The EU is concerned that the proposal would give Siemens too large of a market share in ventilators and anesthetic delivery systems.

The EU’s investigation is scheduled to end in early June.


Hologic becomes Agfa’s digital mammo supplier
Hologic Inc. (Bedford, Mass.) and Agfa-Gevaert Group (Mortsel, Belgium) finalized a joint development and purchase agreement for Hologic to manufacture a digital mammography system for Agfa to market and distribute under the Agfa label.

Shipments to Agfa could begin as soon as the fourth fiscal quarter of Hologic’s FY03, ending Sept. 30. The system — which Agfa will private-label as the Agfa Embrace — will utilize Hologic’s direct-to-digital, amorphous selenium technology and will be combined with Agfa’s image and information management systems.

“We are working on the necessary changes to the Agfa product; there will be some minor changes to the product we will supply [Agfa],” said Glenn P. Muir, Hologic executive vice president and CFO. Muir describes the configuration alterations as “minor features and cosmetics.”

Hologic received FDA premarket approval (PMA) for its DirectRay amorphous selenium, direct-to-digital image receptor for the Lorad Selenia full-field digital mammography (FFDM) system in October 2002.

Because FDA clearance came quicker than expected, it took the company some time to ramp up production.

Hologic orders its TFT (thin-film transistor) panels from an unnamed foreign supplier.

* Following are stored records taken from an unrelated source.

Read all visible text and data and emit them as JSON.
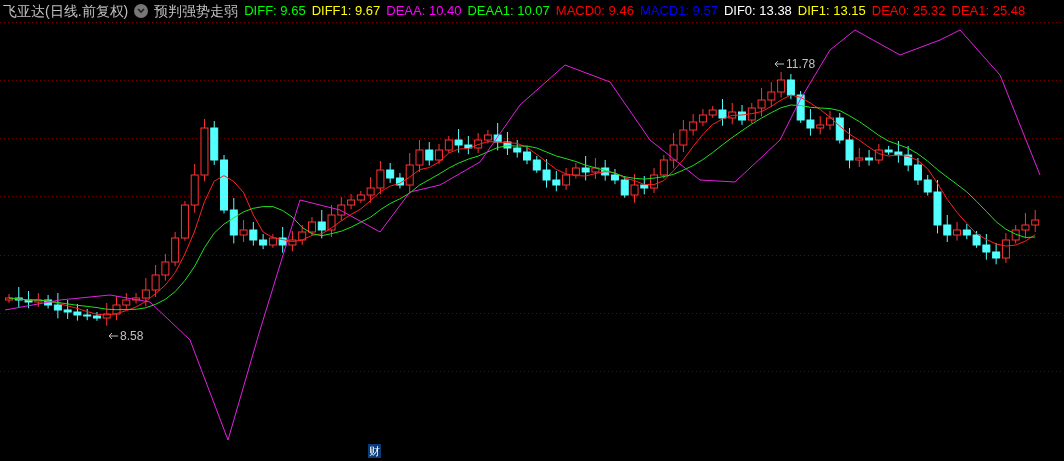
{
  "header": {
    "title": "飞亚达(日线.前复权)",
    "indicator_name": "预判强势走弱",
    "readings": [
      {
        "text": "DIFF: 9.65",
        "color": "#00ff00"
      },
      {
        "text": "DIFF1: 9.67",
        "color": "#ffff00"
      },
      {
        "text": "DEAA: 10.40",
        "color": "#ff00ff"
      },
      {
        "text": "DEAA1: 10.07",
        "color": "#00ff00"
      },
      {
        "text": "MACD0: 9.46",
        "color": "#ff0000"
      },
      {
        "text": "MACD1: 9.57",
        "color": "#0000ff"
      },
      {
        "text": "DIF0: 13.38",
        "color": "#ffffff"
      },
      {
        "text": "DIF1: 13.15",
        "color": "#ffff00"
      },
      {
        "text": "DEA0: 25.32",
        "color": "#ff0000"
      },
      {
        "text": "DEA1: 25.48",
        "color": "#ff0000"
      }
    ]
  },
  "chart": {
    "high_label": "11.78",
    "low_label": "8.58",
    "finance_badge": "财"
  }
}
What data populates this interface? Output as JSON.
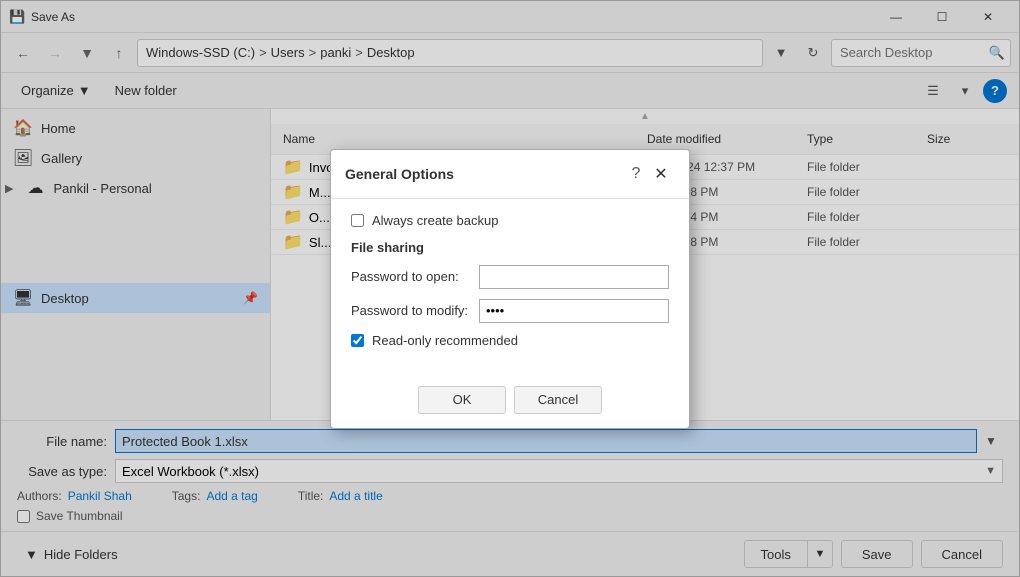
{
  "window": {
    "title": "Save As",
    "icon": "💾"
  },
  "addressbar": {
    "back_tooltip": "Back",
    "forward_tooltip": "Forward",
    "up_tooltip": "Up",
    "path": {
      "drive": "Windows-SSD (C:)",
      "users": "Users",
      "user": "panki",
      "folder": "Desktop"
    },
    "search_placeholder": "Search Desktop"
  },
  "toolbar": {
    "organize_label": "Organize",
    "new_folder_label": "New folder"
  },
  "sidebar": {
    "items": [
      {
        "id": "home",
        "label": "Home",
        "icon": "🏠"
      },
      {
        "id": "gallery",
        "label": "Gallery",
        "icon": "🖼"
      },
      {
        "id": "pankil-personal",
        "label": "Pankil - Personal",
        "icon": "☁",
        "expandable": true
      }
    ],
    "desktop": {
      "label": "Desktop",
      "icon": "🖥",
      "pinned": true
    }
  },
  "filelist": {
    "columns": {
      "name": "Name",
      "date_modified": "Date modified",
      "type": "Type",
      "size": "Size"
    },
    "scroll_indicator": "▲",
    "files": [
      {
        "name": "Invoices",
        "date": "10/6/2024 12:37 PM",
        "type": "File folder",
        "size": ""
      },
      {
        "name": "M...",
        "date": "...24 2:48 PM",
        "type": "File folder",
        "size": ""
      },
      {
        "name": "O...",
        "date": "...24 2:14 PM",
        "type": "File folder",
        "size": ""
      },
      {
        "name": "Sl...",
        "date": "...24 3:38 PM",
        "type": "File folder",
        "size": ""
      }
    ]
  },
  "bottom": {
    "filename_label": "File name:",
    "filename_value": "Protected Book 1.xlsx",
    "savetype_label": "Save as type:",
    "savetype_value": "Excel Workbook (*.xlsx)",
    "authors_label": "Authors:",
    "authors_value": "Pankil Shah",
    "tags_label": "Tags:",
    "tags_placeholder": "Add a tag",
    "title_label": "Title:",
    "title_placeholder": "Add a title",
    "thumbnail_label": "Save Thumbnail"
  },
  "footer": {
    "hide_folders_label": "Hide Folders",
    "tools_label": "Tools",
    "save_label": "Save",
    "cancel_label": "Cancel"
  },
  "modal": {
    "title": "General Options",
    "always_backup_label": "Always create backup",
    "file_sharing_label": "File sharing",
    "open_label": "Password to open:",
    "modify_label": "Password to modify:",
    "modify_value": "••••",
    "readonly_label": "Read-only recommended",
    "ok_label": "OK",
    "cancel_label": "Cancel"
  }
}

The flat panels go to Hologic’s manufacturing facility in Wilmington, Del., before they are sent to Anrad Corp. (St. Laurent, Quebec, Canada), a subsidiary of Analogic Corp. (Peabody, Mass.), for the selenium coating. The panels then return to Delaware for final assembly and shipping.

Hologic’s production of amorphous selenium flat-panel detectors was slowed in its first fiscal quarter of FY03, ending Dec. 28, 2002, due to Anrad delays in delivering what Hologic called “acceptable quantities” of panels. That delay, in turn, temporarily postponed shipments to Hologic’s customers.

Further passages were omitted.